Kommentar: Scholz' Machtwort - früher Griff zum letzten Mittel

Stand: 23.10.2022 00:00 Uhr

Kanzler Olaf Scholz musste in der vergangenen Woche seine Richtlinienkompetenz nutzen, um den Streit um die Restlaufzeiten der letzten Atomkraftwerke in Deutschland zu schlichten. Grüne und FDP hatten sich bei dem Thema festgefahren. Dann kam der Kanzler, allerdings mit einem sehr frühen Griff zum letzten Mittel, der viel über den Zustand der Koalition aussagt.

Ein Kommentar von Christoph Schwennicke, freier Autor

Christoph Schwennicke © Cicero/Andrej Dallmann Foto: Andrej Dallmann
Die Nutzung der Richtlinienkompetenz sage auch viel über den Zustand der Koalition aus, meint der freie Autor Christoph Schwennicke.

Es ist so eine Sache mit dieser Richtlinienkompetenz. Klar: Klingt gut, klingt nach Durchregieren, und hat Verfassungsrang, Artikel 65, erster Satz: "Der Bundeskanzler bestimmt die Richtlinien der Politik und trägt dafür die Verantwortung."
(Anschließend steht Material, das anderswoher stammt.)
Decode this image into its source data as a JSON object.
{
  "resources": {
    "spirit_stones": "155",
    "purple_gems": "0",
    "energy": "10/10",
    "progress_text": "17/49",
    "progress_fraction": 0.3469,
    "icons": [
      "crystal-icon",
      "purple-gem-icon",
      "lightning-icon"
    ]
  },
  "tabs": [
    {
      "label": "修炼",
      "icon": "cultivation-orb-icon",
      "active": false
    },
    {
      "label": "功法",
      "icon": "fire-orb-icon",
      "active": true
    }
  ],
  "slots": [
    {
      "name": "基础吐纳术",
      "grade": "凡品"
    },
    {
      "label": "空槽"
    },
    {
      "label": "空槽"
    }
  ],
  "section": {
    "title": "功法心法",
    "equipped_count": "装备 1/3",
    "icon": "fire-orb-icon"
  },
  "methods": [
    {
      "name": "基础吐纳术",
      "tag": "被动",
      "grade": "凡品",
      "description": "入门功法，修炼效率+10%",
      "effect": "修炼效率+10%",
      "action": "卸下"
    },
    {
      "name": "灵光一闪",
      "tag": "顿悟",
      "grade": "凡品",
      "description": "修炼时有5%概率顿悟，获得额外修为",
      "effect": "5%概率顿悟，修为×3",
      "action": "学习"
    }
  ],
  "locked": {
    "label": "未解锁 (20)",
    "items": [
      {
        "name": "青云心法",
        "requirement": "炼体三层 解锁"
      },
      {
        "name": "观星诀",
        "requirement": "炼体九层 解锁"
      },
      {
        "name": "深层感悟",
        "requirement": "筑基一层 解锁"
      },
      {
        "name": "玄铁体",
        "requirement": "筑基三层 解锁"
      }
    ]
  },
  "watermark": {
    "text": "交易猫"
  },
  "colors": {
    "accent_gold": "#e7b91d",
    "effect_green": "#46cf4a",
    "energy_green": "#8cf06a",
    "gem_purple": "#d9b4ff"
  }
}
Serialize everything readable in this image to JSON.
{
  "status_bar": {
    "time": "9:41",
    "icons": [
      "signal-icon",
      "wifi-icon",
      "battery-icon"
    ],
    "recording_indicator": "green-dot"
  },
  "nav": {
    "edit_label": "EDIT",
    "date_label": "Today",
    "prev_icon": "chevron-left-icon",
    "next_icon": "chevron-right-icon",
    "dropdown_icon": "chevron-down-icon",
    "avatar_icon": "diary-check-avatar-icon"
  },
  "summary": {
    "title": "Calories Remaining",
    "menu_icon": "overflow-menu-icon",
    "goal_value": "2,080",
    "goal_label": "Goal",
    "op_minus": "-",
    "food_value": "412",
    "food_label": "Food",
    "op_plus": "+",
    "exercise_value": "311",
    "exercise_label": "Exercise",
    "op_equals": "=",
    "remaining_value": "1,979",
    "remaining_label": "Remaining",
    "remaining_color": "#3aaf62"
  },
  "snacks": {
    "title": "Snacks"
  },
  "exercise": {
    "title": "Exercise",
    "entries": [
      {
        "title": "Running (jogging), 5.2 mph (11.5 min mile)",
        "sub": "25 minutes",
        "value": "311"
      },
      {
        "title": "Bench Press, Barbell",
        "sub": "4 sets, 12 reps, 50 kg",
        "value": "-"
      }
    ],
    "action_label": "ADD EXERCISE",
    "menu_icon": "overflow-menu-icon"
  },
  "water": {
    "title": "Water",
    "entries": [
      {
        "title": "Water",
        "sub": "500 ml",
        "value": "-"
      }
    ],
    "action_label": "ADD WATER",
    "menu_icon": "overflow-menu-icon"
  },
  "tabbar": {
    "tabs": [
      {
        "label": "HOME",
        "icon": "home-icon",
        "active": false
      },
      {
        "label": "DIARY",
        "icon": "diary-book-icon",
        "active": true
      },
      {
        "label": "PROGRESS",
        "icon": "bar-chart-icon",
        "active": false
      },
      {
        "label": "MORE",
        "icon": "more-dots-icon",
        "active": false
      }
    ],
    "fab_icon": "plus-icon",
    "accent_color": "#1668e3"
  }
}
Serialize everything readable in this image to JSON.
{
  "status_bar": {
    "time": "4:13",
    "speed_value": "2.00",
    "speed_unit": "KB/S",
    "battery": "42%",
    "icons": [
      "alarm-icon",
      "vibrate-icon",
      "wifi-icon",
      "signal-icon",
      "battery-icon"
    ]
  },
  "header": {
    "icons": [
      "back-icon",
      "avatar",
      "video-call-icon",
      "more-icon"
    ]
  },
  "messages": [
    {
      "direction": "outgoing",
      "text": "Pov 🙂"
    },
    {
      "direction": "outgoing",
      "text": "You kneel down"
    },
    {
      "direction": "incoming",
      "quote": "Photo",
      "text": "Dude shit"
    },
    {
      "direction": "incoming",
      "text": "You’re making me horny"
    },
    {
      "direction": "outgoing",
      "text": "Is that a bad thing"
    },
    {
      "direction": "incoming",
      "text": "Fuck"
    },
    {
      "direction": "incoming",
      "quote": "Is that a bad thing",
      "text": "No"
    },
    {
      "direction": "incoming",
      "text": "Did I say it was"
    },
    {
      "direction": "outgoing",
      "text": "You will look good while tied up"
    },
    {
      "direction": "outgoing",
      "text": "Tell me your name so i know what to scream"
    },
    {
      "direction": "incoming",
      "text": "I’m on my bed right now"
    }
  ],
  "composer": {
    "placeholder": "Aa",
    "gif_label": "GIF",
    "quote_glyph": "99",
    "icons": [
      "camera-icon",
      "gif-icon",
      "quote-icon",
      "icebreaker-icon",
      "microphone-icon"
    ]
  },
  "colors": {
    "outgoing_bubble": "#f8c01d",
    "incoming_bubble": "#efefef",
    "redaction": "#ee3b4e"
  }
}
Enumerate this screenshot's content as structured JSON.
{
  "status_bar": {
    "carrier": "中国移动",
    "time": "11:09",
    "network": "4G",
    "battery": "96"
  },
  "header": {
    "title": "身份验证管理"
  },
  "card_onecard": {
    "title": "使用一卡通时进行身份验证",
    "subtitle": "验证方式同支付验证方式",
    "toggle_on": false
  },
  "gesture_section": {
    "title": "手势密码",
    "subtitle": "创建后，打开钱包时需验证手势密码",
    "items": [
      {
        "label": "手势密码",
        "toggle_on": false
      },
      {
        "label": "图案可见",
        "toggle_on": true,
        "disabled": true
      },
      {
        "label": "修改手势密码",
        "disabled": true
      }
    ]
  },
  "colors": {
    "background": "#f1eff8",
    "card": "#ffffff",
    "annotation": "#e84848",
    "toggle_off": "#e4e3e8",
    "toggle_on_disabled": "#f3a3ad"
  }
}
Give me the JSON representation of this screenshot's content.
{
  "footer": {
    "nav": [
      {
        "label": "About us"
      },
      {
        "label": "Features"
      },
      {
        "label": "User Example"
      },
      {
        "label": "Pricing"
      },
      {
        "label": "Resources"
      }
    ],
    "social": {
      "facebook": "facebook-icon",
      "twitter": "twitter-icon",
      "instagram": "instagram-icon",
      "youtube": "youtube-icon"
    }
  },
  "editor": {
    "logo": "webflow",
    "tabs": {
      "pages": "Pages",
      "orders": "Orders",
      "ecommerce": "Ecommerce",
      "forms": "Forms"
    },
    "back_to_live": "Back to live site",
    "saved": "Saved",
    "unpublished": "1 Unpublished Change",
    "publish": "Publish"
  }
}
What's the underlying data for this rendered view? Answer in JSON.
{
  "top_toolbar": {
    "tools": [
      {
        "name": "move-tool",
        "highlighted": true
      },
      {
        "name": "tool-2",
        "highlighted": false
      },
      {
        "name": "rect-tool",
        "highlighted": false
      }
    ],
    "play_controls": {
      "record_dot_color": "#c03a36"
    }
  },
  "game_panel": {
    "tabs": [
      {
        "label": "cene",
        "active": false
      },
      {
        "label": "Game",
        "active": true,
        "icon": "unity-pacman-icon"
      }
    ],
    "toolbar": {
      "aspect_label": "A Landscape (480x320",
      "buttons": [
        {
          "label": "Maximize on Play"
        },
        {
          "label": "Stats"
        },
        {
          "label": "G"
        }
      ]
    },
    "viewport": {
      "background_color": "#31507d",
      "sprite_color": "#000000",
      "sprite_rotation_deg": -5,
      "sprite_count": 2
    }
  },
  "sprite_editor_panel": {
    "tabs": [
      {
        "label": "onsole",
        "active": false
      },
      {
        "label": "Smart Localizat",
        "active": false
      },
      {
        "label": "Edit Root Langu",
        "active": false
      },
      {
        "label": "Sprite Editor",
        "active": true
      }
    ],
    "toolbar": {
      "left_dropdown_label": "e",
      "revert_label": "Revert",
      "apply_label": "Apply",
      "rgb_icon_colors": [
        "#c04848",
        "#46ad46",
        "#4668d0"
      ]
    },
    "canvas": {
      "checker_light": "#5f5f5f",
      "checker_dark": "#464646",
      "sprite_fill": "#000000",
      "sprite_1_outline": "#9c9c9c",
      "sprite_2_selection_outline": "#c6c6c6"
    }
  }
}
Tatsächlich aber verhält es sich mit der Richtlinienkompetenz sehr dialektisch. Sie ist die atomare Option in der Politik. Sie bezieht ihre Wirkkraft vor allem aus der Abschreckung. Aus dem Umstand, dass sie da ist, dass sie eingesetzt werden könnte. Wer sie aber wirklich einsetzt, läuft Gefahr, alle zu schwächen, am Ende auch sich selbst. Weil ihr Einsatz eine Eskalationsspirale in Gang setzt. Wohl deshalb war der explizite Einsatz der Richtlinienkompetenz bislang nur ein einziges Mal verbürgt: von Deutschlands erstem Kanzler Konrad Adenauer.  

Kein Zeichen von Stärke, sondern ein Zeichen von Schwäche

Insofern ist es kein Zeichen von Stärke, sondern ein Zeichen von Schwäche, dass Bundeskanzler Olaf Scholz von dieser atomaren Option des deutschen Regierungschefs bereits nach einem Jahr Gebrauch machen musste. Er wusste sich im Streit zwischen Grün und Gelb über die Laufzeitverlängerung der verbliebenen Atomkraftwerke in Deutschland schlicht keinen anderen Rat mehr, als auf dieses letzte Instrument seiner Macht zurückzugreifen.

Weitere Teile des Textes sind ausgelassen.